New York-based cultural strategy advisor and author András Szántó takes the cultural temperature by talking to 21 architects about their museum projects
Photography courtesy of András Szántó
Words by Joe Lloyd
Last summer, after several years of debate, the International Council of Museums (ICOM) chose its new definition for ‘museum’. It runs to around 60 words.
‘A museum’, it begins, ‘is a not-for-profit, permanent institution in the service of society.’ Whatever else a museum might be, ICOM implies, its most essential role is a social one, pertaining to improving the welfare of human beings as members of society.
This aim is not entirely new. As early as 1829, James Smithson’s bequest called for the establishment of an institution for ‘the increase and diffusion of knowledge’, which became the series of Smithsonian museums in Washington. But museum architecture has not always reflected a desire for inclusivity.
Traditional museum buildings are imposing, often built in a sepulchral neoclassicist style that hulks over people below while insisting on a particular Western-centric idea of art and history. Modernism introduced glass and concrete, but many museums continued to glower, guarding their treasure from the outside.
Photography courtesy of SO-IL featuring Amant arts campus in Brooklyn, NY
There have been some changes since – many a side effect of the commercialisation of museums as competing tourist attractions with an eye on audience numbers – but the old model remains robust even as architects and museum directors have tried to create museums that reflect changing times.
Imagining the Future Museum: 21 Dialogues with Architects, by journalist and cultural strategy advisor András Szántó, presents a valuable survey of how architects are thinking about museums today.

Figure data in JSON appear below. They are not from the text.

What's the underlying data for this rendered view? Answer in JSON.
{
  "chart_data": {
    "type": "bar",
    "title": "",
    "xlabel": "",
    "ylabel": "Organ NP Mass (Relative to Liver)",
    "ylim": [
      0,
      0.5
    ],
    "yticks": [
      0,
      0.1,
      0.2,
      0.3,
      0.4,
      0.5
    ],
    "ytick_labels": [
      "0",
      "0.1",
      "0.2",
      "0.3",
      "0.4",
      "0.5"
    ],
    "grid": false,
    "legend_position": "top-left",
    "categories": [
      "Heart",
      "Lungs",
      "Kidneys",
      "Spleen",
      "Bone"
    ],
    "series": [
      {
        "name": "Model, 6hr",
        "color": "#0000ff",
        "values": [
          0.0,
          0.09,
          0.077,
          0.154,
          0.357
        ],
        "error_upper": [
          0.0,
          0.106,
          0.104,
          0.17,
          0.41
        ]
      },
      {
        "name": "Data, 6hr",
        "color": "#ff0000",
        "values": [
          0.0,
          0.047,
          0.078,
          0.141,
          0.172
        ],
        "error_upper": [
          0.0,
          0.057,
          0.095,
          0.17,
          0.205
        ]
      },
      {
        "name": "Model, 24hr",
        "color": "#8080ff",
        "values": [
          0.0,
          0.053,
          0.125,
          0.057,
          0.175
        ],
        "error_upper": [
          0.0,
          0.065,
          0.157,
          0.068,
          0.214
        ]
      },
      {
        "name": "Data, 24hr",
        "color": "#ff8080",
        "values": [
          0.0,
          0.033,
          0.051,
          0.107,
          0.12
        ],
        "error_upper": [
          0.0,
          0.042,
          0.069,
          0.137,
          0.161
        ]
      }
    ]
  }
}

Szántó spoke with 28 architects who have contributed to recent museum projects.
The results are fascinating, though seldom surprising. Szántó finds that ‘Museum architecture is moving away from the design conventions of the museum as a secular church, aiming to convey its relevance in a language that is not so sacral or hierarchical.’
Photography courtesy of Kerstin Thompson Architects featuring the Bundanon Art Museum & Bridge
Architects suggest decentralisation, handing more agency to visitors and a need to work at the social avant-garde. Words like ‘open’, ‘porous’ and ‘transparent’ keep cropping up.
The three museums most often cited as models — the Centre Pompidou in Paris, Lina Bo Bardi’s São Paulo Museum of Art and Jørgen Bo and Vilhelm Wohlert’s Louisiana Museum outside Copenhagen – all embody this sense of openness. There are lots of interesting ideas. Some are easily implementable.
Kulapat Yantrasast speaks eloquently on trying to refute a single Western narrative and instead creating a ‘garden of ideas and stories’ with no set route. David Adjaye offers a more radical vision for disaggregation, where major institutions are replaced by ‘a globally decentralised nodal network’. Though this is unlikely to happen anytime soon, it does throw up a challenge to the regional concentration of museum buildings. The most valuable part of Szántó’s project, however, might be its record of the present museum.
Museums remain among the most aesthetically interesting and functionally multi-layered structures built, and all of the architects interviewed have worked on significant exemplars, from Arquitetos Associados’ work at the outdoor Instituto Inhotim to MVRDV’s basket-like Depot Boijmans Van Beuningen. Imagining the Future Museum provides a broad-ranging record of the museums challenging conventions today.